There are major factors
predisposing the disease like HIV, poverty, nutritional deficiencies and the
increasing Diabetes. In 1990, project review confirmed India’s failure to
control TB. When WHO declared TB as global emergency in 1993, Revised National
TB Control Programme (RNTCP) using DOTS was launched, but it took 13 years it
national wide as government saw no TB emergency in India.

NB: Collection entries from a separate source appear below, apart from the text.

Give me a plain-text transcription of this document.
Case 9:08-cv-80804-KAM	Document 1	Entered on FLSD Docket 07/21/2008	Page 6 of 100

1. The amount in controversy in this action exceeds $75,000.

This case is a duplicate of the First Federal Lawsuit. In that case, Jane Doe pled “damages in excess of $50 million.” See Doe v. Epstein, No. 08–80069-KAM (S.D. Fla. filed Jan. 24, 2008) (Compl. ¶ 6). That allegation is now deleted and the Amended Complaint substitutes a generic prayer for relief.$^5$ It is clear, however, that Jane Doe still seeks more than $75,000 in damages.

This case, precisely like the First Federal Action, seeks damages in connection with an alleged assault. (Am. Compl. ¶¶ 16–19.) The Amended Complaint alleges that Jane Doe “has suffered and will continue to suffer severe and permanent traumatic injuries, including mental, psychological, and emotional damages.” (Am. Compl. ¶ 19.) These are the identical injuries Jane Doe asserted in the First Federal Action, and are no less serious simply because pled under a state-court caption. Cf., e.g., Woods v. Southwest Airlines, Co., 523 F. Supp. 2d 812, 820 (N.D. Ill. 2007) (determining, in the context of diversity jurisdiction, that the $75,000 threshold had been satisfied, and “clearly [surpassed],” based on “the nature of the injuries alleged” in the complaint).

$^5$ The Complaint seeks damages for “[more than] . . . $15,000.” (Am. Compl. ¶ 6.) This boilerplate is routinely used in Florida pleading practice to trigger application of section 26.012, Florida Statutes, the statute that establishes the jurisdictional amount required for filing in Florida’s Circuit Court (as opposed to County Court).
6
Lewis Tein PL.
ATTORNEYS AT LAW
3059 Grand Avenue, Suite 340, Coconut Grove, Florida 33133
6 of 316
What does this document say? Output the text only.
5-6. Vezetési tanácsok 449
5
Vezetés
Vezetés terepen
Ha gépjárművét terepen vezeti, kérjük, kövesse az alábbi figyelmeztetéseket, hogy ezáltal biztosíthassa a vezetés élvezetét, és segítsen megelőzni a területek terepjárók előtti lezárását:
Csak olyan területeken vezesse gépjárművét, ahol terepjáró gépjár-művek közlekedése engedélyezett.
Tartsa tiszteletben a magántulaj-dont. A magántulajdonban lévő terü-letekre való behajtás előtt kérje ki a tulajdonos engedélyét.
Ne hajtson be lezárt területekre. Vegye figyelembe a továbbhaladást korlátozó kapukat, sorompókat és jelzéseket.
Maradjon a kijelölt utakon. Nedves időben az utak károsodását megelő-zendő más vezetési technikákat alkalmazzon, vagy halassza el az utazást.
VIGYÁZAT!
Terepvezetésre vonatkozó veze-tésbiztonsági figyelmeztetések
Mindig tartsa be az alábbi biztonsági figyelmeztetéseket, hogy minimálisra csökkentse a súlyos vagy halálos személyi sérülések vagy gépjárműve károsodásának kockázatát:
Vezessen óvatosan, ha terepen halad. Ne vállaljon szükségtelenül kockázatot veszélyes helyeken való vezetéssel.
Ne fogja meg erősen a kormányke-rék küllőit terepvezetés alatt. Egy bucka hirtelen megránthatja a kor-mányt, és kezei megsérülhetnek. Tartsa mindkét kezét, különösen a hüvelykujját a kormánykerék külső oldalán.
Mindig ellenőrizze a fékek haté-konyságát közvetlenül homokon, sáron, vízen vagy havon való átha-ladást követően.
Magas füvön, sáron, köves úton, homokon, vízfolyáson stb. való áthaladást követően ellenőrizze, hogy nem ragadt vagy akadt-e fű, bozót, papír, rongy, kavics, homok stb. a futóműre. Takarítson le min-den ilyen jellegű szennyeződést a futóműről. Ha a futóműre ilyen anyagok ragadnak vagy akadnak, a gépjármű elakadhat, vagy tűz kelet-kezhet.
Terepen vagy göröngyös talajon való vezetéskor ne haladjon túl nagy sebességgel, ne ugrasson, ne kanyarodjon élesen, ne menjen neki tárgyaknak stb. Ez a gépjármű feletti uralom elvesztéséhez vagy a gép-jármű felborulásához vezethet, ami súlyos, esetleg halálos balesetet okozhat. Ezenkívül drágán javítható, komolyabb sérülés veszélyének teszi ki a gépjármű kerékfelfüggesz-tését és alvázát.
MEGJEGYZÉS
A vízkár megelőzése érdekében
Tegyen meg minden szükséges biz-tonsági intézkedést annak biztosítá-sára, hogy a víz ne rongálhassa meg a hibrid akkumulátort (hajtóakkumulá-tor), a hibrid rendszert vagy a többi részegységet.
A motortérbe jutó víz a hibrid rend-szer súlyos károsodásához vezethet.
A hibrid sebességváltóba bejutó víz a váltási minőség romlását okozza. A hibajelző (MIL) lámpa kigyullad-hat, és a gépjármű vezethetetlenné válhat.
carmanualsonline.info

So, all those
fortunate who received DOTS the cure rate was high and the death rate declined.
For those who had extra pulmonary TB, sputum test will not be of help in
diagnosis and RNTCP is not interested in them as they do not spread TB bacilli.
So, the project illustrates an incomplete health and incomplete public health.
In Epidemiology, “Control” is
defined term – the disease burden should be reduced to a pre-stated level
within a stipulated time period and prove it to be due to intervention and
because of “secular trend”. TB should decline without specific interventions as
the socio-economic status increases – that is “secular trend”. But what’s the
situation is RNTCP has not set control targets in terms of time frame as well
as disease burden. So, it’s not measuring secular trend then how can we say it’s
a “control” in RNTCP?
The lesson from the other
countries teaches us that to detect and treat infected children so that the
latent bacilli are killed and children removed from the infected pool so, they
will not develop pulmonary TB as an adult which is a feasible move in India.
But this requires a redesigned TB control strategy. So for an effective control
both interventions, DOTS, and treatment of latent infection must fit together
tightly.
Economically India loses $23.7
billion on an account of uncontrolled TB; to address this we have RNTCP with a
budget of only $200 million. TB control is a human right entitlement and
investment in socio-economic development. Poverty leads to TB and TB worsens
poverty and poverty alleviation require TB control.